At 17, a guy grabbed me at schoolies, kissed me, touched me, and wouldn’t let go. I pushed but wasn’t strong enough.
At 20, a stranger assaulted me at a nightclub, police were called, but I dropped all charges. I didn’t want to go to court, be cross-examined and have our names associated.
At 23, as a new graduate, a colleague assaulted me at a Christmas party. Again, I froze.

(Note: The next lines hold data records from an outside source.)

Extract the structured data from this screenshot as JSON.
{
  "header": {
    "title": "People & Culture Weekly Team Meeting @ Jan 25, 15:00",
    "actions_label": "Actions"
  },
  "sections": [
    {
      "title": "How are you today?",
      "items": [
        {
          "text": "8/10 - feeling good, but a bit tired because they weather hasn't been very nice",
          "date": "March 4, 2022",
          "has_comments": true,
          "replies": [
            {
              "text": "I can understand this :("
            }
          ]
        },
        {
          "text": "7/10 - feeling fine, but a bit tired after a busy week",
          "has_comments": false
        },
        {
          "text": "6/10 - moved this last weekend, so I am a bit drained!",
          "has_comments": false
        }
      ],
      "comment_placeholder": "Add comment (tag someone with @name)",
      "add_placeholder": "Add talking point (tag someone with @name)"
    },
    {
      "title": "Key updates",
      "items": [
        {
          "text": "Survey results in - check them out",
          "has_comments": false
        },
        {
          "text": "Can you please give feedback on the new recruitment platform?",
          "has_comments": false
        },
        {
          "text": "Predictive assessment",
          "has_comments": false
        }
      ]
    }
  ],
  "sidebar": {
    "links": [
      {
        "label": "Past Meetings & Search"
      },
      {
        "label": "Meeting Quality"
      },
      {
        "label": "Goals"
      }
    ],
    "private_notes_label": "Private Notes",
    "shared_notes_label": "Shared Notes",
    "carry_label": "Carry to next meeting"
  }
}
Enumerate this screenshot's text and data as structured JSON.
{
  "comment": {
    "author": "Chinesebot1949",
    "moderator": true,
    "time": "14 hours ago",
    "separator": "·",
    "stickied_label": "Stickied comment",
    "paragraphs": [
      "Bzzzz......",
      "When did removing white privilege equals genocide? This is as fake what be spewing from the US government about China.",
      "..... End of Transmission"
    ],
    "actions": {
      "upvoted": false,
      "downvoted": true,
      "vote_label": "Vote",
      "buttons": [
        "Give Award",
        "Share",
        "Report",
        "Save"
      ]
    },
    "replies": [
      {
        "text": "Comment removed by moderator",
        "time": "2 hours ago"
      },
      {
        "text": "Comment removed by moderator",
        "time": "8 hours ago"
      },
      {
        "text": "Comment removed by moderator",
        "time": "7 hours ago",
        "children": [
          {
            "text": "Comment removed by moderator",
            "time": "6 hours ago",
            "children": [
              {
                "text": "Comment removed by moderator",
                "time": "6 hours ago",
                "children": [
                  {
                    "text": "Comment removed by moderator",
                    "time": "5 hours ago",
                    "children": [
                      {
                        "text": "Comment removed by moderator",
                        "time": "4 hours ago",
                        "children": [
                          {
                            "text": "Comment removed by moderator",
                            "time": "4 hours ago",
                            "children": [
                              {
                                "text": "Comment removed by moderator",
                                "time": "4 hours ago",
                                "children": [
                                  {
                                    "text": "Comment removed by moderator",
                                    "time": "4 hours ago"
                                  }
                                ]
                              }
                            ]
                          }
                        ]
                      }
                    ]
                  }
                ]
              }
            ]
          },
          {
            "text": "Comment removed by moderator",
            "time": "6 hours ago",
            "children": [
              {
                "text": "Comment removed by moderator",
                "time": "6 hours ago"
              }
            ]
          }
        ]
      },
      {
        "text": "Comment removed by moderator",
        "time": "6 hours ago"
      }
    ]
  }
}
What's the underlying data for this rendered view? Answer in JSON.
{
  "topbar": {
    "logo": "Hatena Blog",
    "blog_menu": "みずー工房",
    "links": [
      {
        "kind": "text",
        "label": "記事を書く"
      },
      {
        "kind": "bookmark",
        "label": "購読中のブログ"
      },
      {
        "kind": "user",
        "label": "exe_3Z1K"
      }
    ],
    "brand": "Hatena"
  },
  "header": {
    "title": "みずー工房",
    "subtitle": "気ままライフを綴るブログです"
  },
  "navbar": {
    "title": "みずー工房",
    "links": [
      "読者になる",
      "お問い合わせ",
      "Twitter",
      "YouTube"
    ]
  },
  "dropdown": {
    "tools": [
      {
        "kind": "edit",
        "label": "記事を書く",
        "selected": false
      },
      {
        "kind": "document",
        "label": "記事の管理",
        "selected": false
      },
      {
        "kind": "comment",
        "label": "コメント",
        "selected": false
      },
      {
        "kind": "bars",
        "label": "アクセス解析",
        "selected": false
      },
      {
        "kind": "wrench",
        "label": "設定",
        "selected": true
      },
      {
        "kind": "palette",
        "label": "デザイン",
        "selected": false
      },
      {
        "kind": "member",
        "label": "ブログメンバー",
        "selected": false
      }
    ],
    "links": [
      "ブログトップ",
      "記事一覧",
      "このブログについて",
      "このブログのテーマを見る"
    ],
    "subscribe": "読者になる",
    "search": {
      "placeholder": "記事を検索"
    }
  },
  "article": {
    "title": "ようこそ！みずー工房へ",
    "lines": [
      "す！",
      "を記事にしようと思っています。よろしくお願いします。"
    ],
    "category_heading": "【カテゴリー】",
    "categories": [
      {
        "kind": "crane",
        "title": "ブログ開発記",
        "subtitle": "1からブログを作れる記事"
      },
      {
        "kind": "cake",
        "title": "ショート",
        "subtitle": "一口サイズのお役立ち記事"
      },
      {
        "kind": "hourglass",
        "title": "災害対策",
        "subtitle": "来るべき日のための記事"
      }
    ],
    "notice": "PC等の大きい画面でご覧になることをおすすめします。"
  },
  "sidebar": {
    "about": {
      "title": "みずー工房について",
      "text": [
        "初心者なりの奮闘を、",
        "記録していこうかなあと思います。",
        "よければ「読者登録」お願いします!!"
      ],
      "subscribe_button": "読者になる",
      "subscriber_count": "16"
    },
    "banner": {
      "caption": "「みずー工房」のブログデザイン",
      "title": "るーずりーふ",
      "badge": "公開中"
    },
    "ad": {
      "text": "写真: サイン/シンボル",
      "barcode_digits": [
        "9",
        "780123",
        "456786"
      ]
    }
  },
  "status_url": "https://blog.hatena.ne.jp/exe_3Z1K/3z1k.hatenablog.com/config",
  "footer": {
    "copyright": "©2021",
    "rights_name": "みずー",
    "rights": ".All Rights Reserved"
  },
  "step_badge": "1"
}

Since I was 20, I don’t drink alcohol, I don’t go to nightclubs, I don’t wear low neck/cut-out and tight clothes, and I’m always home early. I’m now 30, and I’m uncomfortable being alone at night, especially around guys. I still blame myself. Name withheld
When I was 9 turning 10, I was sexually abused by a boy about seven years older than me who, with his family, were neighbours and good friends of my family. I of course had great trust in this boy and I did not demur when he invited me into the children’s playhouse. He did not rape me or hurt me in any way and in fact was gentle. But it should not have happened. When some weeks later he again invited me to go for a walk with him something inside me made me say “no”. I knew nothing at all about sex but something told me I did not want to go. He accepted my decision without any problem. He went on in life to become a well-known and influential person in the work he did. I went on to secretarial work and enjoyed my not so influential life. In my 50s, I had to deal with him again in my work on some occasions. We talked politely and civilly on the phone. I have no idea whether he remembered the “incident” and I would in no way have mentioned it - I think this might be because of the generation in which we grew up. I did not really raise this with friends until my early 60s at which time people were beginning to discuss these matters.